The decision by the three-judge bench was not unanimous.

The matter concerns Efthymios Bouloutas, former CEO of Laiki Bank (February 2008 to December 2011).

In October 2013 the Securities & Exchange Commission (SEC) had slapped an administrative fine of €100,000 on Bouloutas. The banker then challenged the action with the administrative court.

But the court found against him and ordered him to pay the fine.

According to the administrative court’s findings, during a news conference Bouloutas, responding to a journalist’s question, stated: “The [Laiki] Group] is robust, it has liquidity and at the moment it does not need capital, so any reference to an increase in capital does not apply.”

The SEC had then investigated the matter, concluding that his statement was misleading given that, at the time, Laiki did not have the required regulatory liquidity and moreover it was drawing liquidity from the Emergency Liquidity Assistance mechanism.
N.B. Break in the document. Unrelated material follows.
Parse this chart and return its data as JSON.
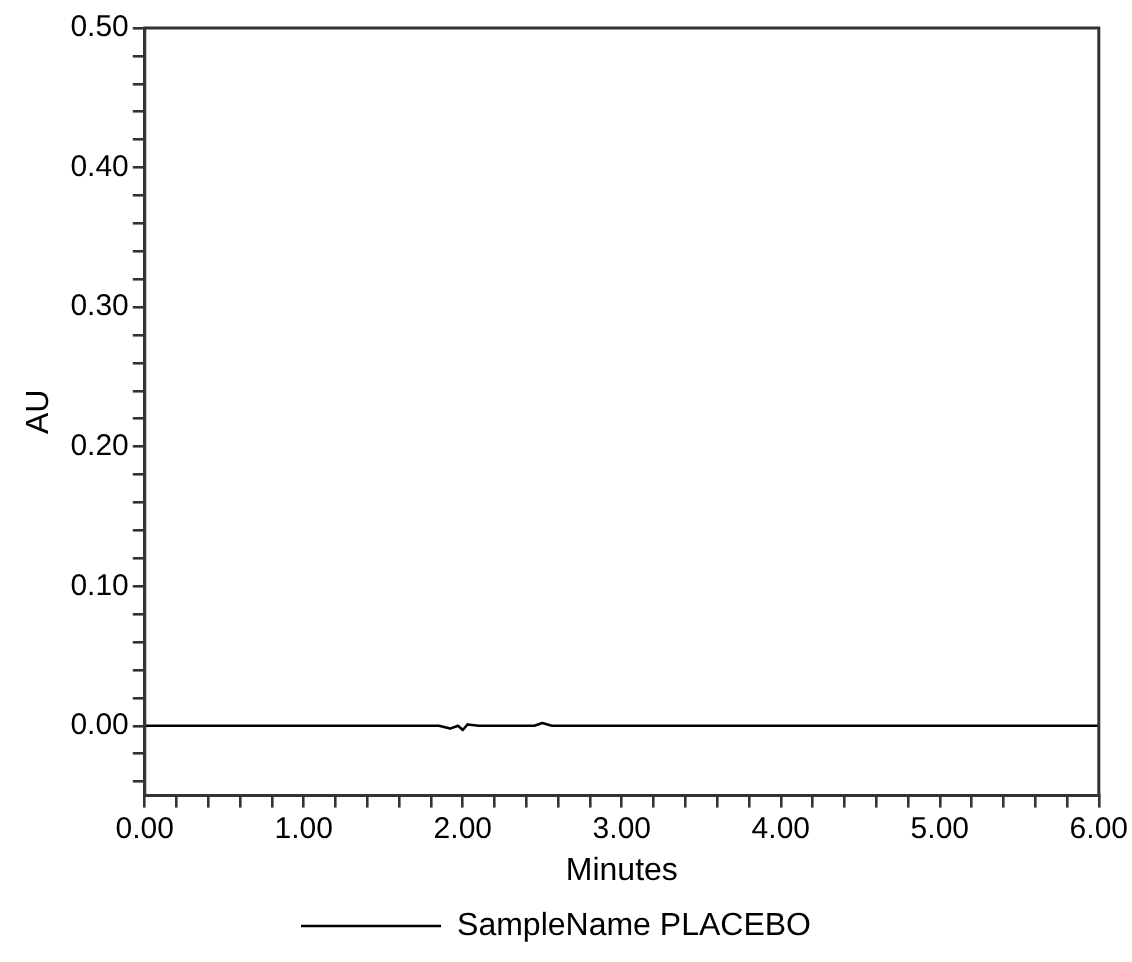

Following the administrative court’s ruling, Bouloutas appealed with the Appeals Court, which recently found in the banker’s favour and voided the SEC fine.

In November 2018, Nicosia criminal court found Bouloutas and three other senior Laiki executives guilty of market manipulation and submitting false or misleading information while publishing an interim consolidated financial statement in November 2011, in which they omitted to include a goodwill writedown of €330 million for Marfin Popular Bank’s – as Laiki was then known – operations in Greece.

Bouloutas was fined €150,000 but walked away without a prison sentence.

Laiki Bank was shuttered in March 2013 as part of the island’s bailout agreement with international lenders following a banking crisis.